No need to throw out the old recipes, but making some small changes to them doesn't have to compromise the dish and may even result in more desirable flavors, Brown said.

"People can taste the flavor of the food because it's not masked by so much fat," she said.

Healthy Holiday Tips

Here are some additional tips from local dietitians and nutrition experts to help make the holidays a little healthier:

Holiday meals

• Eat normally prior to the event. Start the day with a good breakfast.

• Turkey is a great source of lean protein, so keep it that way. Steer clear of self-basting turkeys; they’ve been injected with butter or other fats. Avoid adding fats by roasting or smoking your turkey rather than deep-frying it.

• Bake your stuffing outside of the bird. Stuffing cooked inside the turkey absorbs fat and increases calories.

• Have small dishes of vegetables around for people to snack on before dinner.
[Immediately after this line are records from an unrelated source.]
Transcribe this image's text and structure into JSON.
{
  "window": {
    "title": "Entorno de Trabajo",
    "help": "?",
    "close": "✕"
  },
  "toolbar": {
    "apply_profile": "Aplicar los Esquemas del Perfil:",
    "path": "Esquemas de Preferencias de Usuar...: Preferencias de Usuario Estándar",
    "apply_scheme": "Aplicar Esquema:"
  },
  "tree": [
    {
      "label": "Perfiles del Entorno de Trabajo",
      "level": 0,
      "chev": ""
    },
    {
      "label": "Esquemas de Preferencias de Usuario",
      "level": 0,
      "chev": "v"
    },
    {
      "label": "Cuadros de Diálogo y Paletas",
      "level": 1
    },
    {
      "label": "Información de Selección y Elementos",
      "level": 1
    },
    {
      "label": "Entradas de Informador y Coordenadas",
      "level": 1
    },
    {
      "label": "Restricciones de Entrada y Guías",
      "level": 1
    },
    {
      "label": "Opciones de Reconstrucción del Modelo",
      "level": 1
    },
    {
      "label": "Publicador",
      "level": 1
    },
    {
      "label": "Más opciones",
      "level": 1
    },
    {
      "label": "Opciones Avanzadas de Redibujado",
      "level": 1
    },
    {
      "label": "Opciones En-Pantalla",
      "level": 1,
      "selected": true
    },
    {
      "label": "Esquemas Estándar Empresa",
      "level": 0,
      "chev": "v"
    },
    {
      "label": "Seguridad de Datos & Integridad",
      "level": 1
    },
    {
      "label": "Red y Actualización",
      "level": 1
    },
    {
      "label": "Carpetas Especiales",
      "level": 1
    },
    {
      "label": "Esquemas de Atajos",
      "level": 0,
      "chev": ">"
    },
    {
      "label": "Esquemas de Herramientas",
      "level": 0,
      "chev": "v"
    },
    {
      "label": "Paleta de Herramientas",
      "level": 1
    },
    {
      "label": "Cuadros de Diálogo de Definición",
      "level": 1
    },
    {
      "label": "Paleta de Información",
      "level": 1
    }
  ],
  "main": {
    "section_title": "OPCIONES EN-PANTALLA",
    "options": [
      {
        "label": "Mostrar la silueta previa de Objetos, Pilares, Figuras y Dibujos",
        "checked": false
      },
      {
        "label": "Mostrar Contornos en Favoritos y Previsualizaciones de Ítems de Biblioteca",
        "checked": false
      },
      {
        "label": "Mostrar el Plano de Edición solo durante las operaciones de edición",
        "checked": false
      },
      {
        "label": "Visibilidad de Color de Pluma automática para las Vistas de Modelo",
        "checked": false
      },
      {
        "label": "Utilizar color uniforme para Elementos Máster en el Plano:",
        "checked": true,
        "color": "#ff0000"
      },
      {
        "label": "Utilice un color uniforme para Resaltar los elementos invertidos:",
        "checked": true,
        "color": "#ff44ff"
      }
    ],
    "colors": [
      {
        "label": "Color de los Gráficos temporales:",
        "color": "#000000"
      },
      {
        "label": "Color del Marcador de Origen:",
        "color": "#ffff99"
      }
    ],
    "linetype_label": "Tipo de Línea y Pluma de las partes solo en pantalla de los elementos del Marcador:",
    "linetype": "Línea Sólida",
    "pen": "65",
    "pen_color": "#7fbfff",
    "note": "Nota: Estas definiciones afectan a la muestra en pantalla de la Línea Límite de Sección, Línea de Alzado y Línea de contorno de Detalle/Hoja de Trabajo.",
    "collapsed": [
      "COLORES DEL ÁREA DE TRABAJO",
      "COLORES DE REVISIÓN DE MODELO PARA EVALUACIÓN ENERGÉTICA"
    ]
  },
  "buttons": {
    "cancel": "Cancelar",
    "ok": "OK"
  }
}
• Make a one-plate rule. Skip seconds knowing dessert is still on the way.

• Focus on quality, not quantity by choosing the foods you really want versus everything that is offered.

• Make half of your plate vegetables or green salad.

• Watch portion sizes. Some food items you won’t want to skimp on the flavor of ingredients, such as butter or full cream. So watch the portion size of those items.

• Choose one starchy food, such as potatoes or stuffing. If you choose two servings of starchy items, you should offset those with two servings of vegetables.

Beverages

• Serve seltzer water and fruit juice for a festive-looking drink.

• Offer low-calorie beverage options, such as water with wedges of fruit or hot apple cinnamon tea with sliced apples in a crock pot.

• Limit yourself to one or two cocktails. Then drink sparkling water as an alternate “special drink.”

Exercise

• Sign up for a turkey trot the morning of Thanksgiving. You can walk or run. Choose a distance that will be challenging but doable.

• Get the whole gang out for a neighborhood walk between dinner and dessert.

• Make the walk fun by sharing things you’re thankful for or playing “I spy” while walking through the neighborhood.

Other tricks

• Get out grandma’s china. Plates in the 1960s were typically 8 ½ inches in diameter versus today’s 12-inch platter, which holds about 40 percent more food.

• Make a plan for leftovers. If you’re hosting the holiday meal, purchase inexpensive plastic containers to pack goodie bags for your guests.

• Don’t stand next to the food or beverage table.

Tips provided by: Chris Collins, registered dietitian at the Center for Weight Management at PeaceHealth Southwest Medical Center; Jendy Newman, registered dietitian at PeaceHealth Southwest’s Diabetes Endocrine and Nutrition Center; Stasha Hornbeck, registered dietitian at Kaiser Permanente; and Sandra Brown, food safety and nutrition expert at Washington State University Clark County Extension.